As distribuidoras de gás canalizado estimam um aumento de 20% em contratos com a Petrobras 100% referenciados no petróleo Brent, a partir de 1º de maio, e pedem que o governo tome medidas para atenuar os impactos, assim como fez com combustíveis concorrentes, disse o diretor-executivo da associação que as representa (Abegás), Marcelo Mendonça.
Tais contratos junto a distribuidoras estaduais são reajustados trimestralmente, e a Abegás projeta um efeito ainda mais alto em agosto, quando poderiam ser reajustados em mais 35%.
As projeções, portanto, apontam para uma alta média de 50% a 60% em tais contratos em agosto, quando comparados com valores de fevereiro, disse Mendonça, considerando dados atuais de mercado.
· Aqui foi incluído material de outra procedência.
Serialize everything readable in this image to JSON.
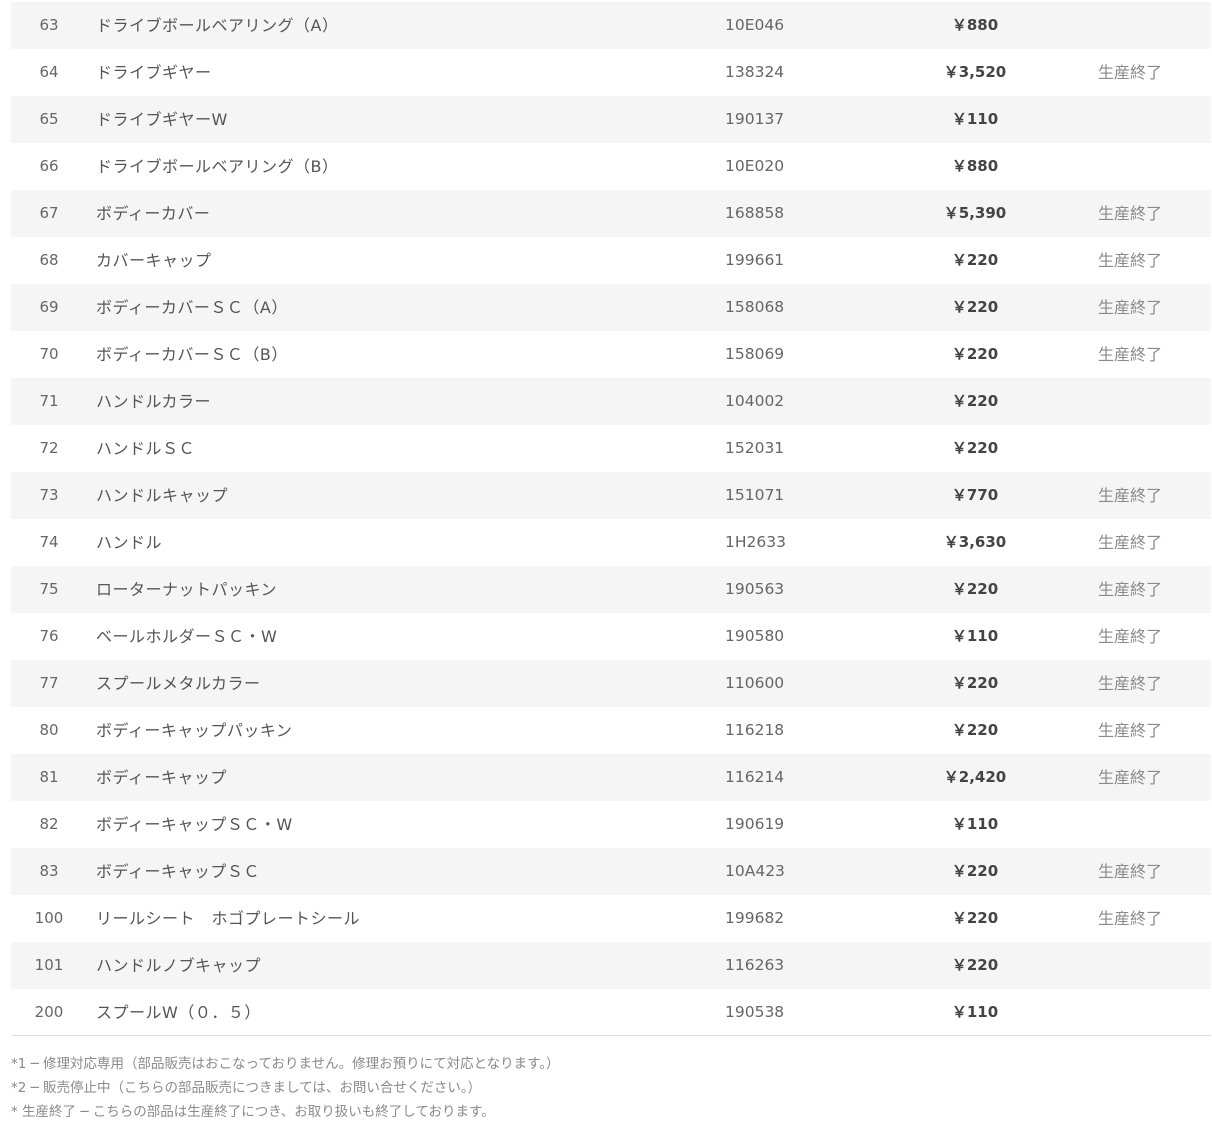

"A gente não tem margem, não tem lastro para conseguir suportar um aumento dessa magnitude", afirmou Mendonça, em entrevista à Reuters.
O valor da molécula cobrado pela Petrobras nos contratos é apenas uma parcela da tarifa de gás natural que chega ao consumidor, na ponta, uma vez que também são agregados custos da tarifa de transporte, margem de distribuição e tributos ao consumidor.
Além disso, com a gradual abertura do mercado de gás natural no Brasil, as distribuidoras vêm buscando diversificar o portfólio de suprimento, além da Petrobras, então nem todas são totalmente dependentes desses contratos junto à petroleira.
O valor do reajuste, a ser calculado pelas agências reguladoras estaduais, conforme contrato de concessão, incide somente sobre a parcela de suprimento da Petrobras no portfólio da distribuidora.
O governo lançou, no mês passado, um programa de subvenção ao diesel e posteriormente agregou o querosene de aviação (QAV), como forma de atenuar os efeitos da disparada dos preços do petróleo e seus derivados no mercado internacional, em meio a uma restrição de oferta gerada pela guerra dos Estados Unidos e Israel contra o Irã.
O governo também lançou recentemente um programa de subsídio voltado ao gás liquefeito de petróleo (GLP), o chamado gás de cozinha, importado.
O impacto do preço dos combustíveis na inflação é uma preocupação do governo de Luiz Inácio Lula da Silva, que busca a reeleição neste ano.
"Quando você incentiva combustíveis concorrentes e até, inclusive, mais poluentes que o gás natural, você acaba incentivando esses combustíveis. E o gás natural, o combustível da transição, perde mercado", disse Mendonça.
Em carta ao Ministério de Minas e Energia, em meados de março, a Abegás afirmou que os cortes de impostos federais ao diesel pelo governo eram acertados, mas que a medida deveria alcançar também os veículos pesados que utilizam o gás natural veicular (GNV).
"Entendemos que há nítido prejuízo para o setor de gás natural veicular, na medida em que foi dado tratamento tributário diverso para outros combustíveis como o óleo diesel, sabidamente mais poluente que o GNV", disse a Abegás em carta ao governo.
A Abegás espera que o governo tome medidas para o gás natural por meio de algum mecanismo, mas que "não espere o problema chegar efetivamente em maio para a gente poder discutir de fato".
Procurados, o Ministério de Minas e Energia e a Petrobras não comentaram o assunto imediatamente.